Kelis performs at the 9:30 Club. (Kyle Gustafson/For The Washington Post)

When an artist names an album “Food,” he or she should expect to attract some fans who are foodies. The sixth studio release from singer Kelis, who is also a trained chef and saucier with a special on the Cooking Channel, has song titles such as “Jerk Ribs” and “Biscuits n’ Gravy,” so it makes sense that people would come to her live show expecting a little nosh.

At least one concertgoer at her Sunday night appearance at the 9:30 Club — the last stop on the U.S. leg of her tour — was disappointed that Kelis’s forthcoming cookbook and line of sauces weren’t available for sale. The music would have to be nourishment enough.

On that front, Kelis didn’t disappoint. Accompanied by a live band, she immediately got things cooking by serving up the horn-laden album intro “Breakfast,” “Cobbler” (a ’60s soul romp that had her belting out operatic notes) and the funky love song “Friday Fish Fry.”

Food metaphors describing the singer’s latest have spiraled out of control, but “Food” is indeed meaty, hearty and all that good stuff. Kelis told the crowd that she hates when journalists ask why the new album, which leans toward traditional soul, is “soooo different” from her last, 2010’s electronic dance disc “Flesh Tone.” She maintains it’s not. “Take away the ‘dum dum dum dum’ and it’s just a song!” she said. True, but strip away the thumping bass and layers of effects, and fans are reminded that she’s more than a dance diva — or an eclectic pop singer, or an R&B/hip-hop goddess, or any of the other styles she has had success with.

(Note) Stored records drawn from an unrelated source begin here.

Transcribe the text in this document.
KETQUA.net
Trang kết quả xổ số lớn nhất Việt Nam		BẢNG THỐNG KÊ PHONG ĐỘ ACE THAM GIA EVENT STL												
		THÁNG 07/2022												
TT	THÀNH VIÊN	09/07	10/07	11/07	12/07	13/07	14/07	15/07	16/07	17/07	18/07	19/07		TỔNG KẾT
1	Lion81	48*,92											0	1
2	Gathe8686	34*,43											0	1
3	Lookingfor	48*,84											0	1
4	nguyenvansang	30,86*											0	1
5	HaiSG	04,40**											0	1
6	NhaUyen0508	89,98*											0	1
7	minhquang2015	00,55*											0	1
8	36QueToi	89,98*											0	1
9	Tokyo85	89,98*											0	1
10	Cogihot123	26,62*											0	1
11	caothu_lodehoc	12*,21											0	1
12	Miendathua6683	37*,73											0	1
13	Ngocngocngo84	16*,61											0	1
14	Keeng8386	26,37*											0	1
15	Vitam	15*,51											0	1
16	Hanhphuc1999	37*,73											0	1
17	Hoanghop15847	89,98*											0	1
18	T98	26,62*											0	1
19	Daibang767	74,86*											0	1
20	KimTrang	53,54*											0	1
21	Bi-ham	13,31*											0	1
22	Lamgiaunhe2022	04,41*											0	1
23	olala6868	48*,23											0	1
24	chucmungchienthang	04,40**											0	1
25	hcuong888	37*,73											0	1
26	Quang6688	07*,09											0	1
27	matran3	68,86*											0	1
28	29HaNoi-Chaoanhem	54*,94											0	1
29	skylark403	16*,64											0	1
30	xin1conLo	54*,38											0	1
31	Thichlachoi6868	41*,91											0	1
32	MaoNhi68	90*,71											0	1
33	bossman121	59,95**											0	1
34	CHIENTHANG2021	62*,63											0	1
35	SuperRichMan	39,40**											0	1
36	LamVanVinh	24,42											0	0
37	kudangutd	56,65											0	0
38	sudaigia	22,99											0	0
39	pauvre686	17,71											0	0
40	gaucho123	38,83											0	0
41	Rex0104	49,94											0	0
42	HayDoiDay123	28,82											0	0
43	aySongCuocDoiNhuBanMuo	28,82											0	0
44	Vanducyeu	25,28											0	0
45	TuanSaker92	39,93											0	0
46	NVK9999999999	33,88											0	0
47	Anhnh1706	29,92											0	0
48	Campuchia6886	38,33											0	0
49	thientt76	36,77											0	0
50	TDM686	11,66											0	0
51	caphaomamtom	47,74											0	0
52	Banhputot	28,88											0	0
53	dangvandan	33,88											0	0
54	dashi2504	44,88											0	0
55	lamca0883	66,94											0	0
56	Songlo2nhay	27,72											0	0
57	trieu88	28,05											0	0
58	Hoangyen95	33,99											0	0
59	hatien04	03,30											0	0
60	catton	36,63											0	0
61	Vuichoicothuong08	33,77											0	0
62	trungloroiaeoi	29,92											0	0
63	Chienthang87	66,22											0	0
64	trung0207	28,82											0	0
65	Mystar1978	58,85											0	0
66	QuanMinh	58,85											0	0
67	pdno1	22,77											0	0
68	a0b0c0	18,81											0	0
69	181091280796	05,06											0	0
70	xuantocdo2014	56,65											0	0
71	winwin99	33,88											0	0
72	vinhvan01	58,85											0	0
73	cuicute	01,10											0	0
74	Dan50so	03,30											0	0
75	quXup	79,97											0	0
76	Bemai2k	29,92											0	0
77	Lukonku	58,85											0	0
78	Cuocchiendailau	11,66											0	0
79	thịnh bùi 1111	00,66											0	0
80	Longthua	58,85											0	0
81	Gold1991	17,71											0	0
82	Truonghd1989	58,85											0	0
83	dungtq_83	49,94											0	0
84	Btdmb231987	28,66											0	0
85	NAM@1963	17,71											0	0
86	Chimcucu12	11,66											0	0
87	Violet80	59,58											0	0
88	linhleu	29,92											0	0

She’s simply a dynamite vocalist whose husky tone is suited to sounds both futuristic and vintage.

Kelis powered through “Runnin,’ ” unapologetically reading the lyrics from a notebook (“I used to feel bad about it,” she said of not always remembering the lyrics of words of her songs). She called the flip “Rumble” one of her favorites from the new album; she has written so many songs about heartbreak, but few about what comes after the healing and progressing into the “I’m over it, I just want all my stuff back” stage. “No one ever writes about that!” she said.

There was, of course, some old stuff, too, including a truncated version of “Get Along With You” and a ska take on “Milkshake,” her biggest hit to date. But the depth of her catalogue was apparent as much from what was left out of the set. There was no “Caught Out There,” no “Blindfold Me,” (a duet with her ex-husband, rapper Nas), and most shocking of all, no “Bossy,” even after the crowd began chanting for it. Sure, the braggy 2006 track may not fit in with her current repertoire, but there must be a way to make the fan favorite work. A remixed version called “Saucy,” perhaps?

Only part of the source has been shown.